Catatan kecil ini hanyalah upaya merangkum beberapa komentar pribadi terhadap status FB Group Dosen Indonesia (GDI) yang dilontarkan oleh rekan Witrianto Muhammad (WM). Statusnya demikian: Kasus Lurah Lenteng Agung, jika kejadiannya di Minangkabau, mungkin warga juga akan protes jika lurah atau wali nagarinya beragama lain dg mayoritas warga. Apakah jika terjadi protes hal ini menunjukkan bahwa masyarakat tidak menjunjung tinggi Pancasila? Memangnya Pancasila itu apa?

Status singkat tersebut cukup mendapat atensi dari rekan-rekan lainnya seperti yang dapat dilihat dari jumlah komentar yang menembus angka 200-an (dan kemungkinan masih terus bertambah). Saya menghargai setiap komentar tersebut sembari menyadari bahwa lingkup isu yang dikomentari meluas dan melebar menjangkau spektrum persoalan yang sangat kaya. Dengan catatan ini saya hanya ingin fokus pada pernyataan dan pertanyaan WM.

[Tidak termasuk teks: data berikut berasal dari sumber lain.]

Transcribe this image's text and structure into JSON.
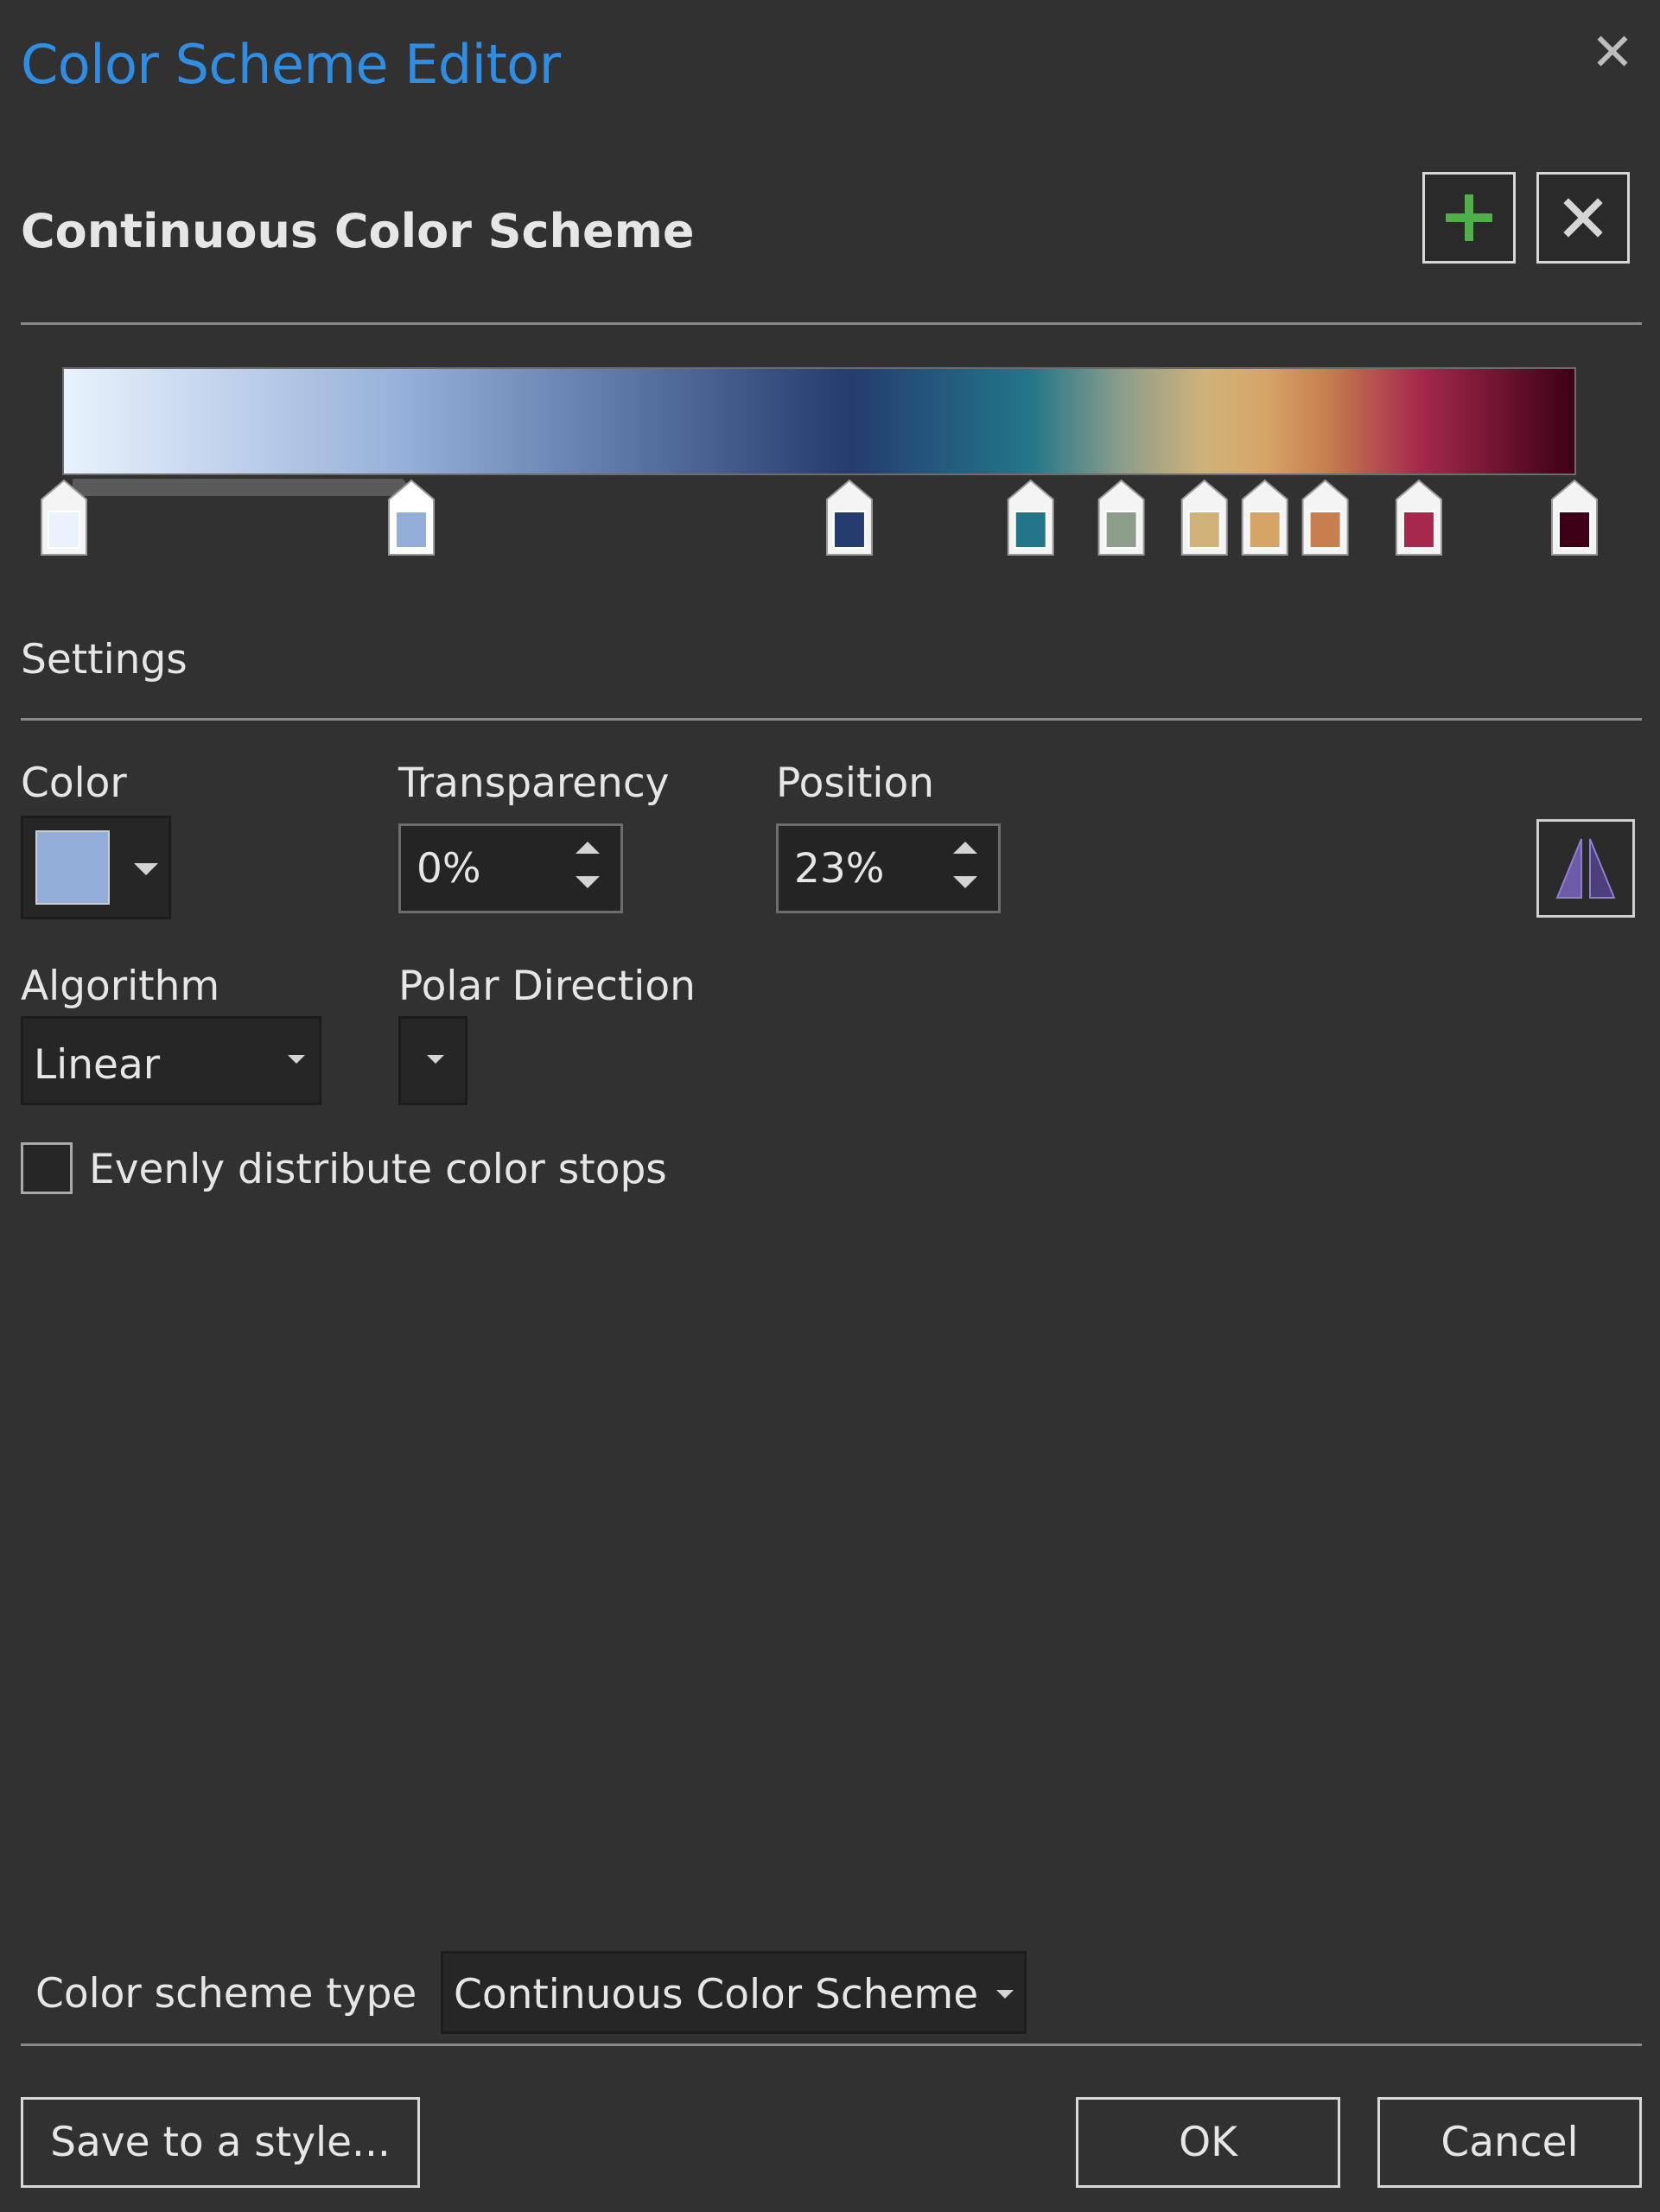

Status WM ini sebenarnya membuka ruang diskusi yang cukup luas, pertama-tama karena WM menyentil isu yang sedang hangat dibahas oleh banyak kalangan dari berbagai segmen sosial masyarakat. Kehangatan isu itu, tentu saja, turut dihembuskan oleh media (cetak dan elektronik). Oleh karena sudah menjadi buah bibir maka dapat dipastikan banyak pula pendapat dan interpretasi terhadapnya. Di situ saya melihat bahwa status ini membuka ruang diskusi yang luas karena ketidakjelasan WM menanggapi isu tersebut dalam kapasitasnya sebagai “dosen” (indikator: WM adalah anggota Group Dosen Indonesia). Menurut saya, pada titik itu, WM tidak memposisikan paradigma pemikirannya secara jelas sejak awal sehingga memicu diskusi yang hangat sebagaimana tampak pada urutan panjang komentar-komentar di bawah statusnya.

Lebih lanjut, saya melihat WM memunculkan dua konsep yang saling gayut yaitu: asumsi (“jika”) bahwa isu yang sama (kasus Lurah LA) akan ditanggapi berbeda dengan melakukan komparasi antara Jakarta dan Minangkabau. Cukup menarik karena saya membayangkan bahwa komparasi ini dilakukan dengan asumsi bahwa Jakarta dan Minangkabau adalah dua tempat yang berada di wilayah hukum nasional (negara) yang berbeda. Namun, pada sisi lain, komparasi tersebut juga memperlihatkan bahwa meskipun berada pada wilayah hukum nasional yang sama tetapi tanggapan masyarakat bisa berbeda-beda karena konteks kebudayaan yang berbeda. Jadi di sini dimensi pluralitas dimunculkan sebagai “penanda” (signifier) – Indonesia adalah negara yang terdiri dari berbagai jenis masyarakat yang mengekspresikan ide dan praktik budaya/agama yang berbeda-beda.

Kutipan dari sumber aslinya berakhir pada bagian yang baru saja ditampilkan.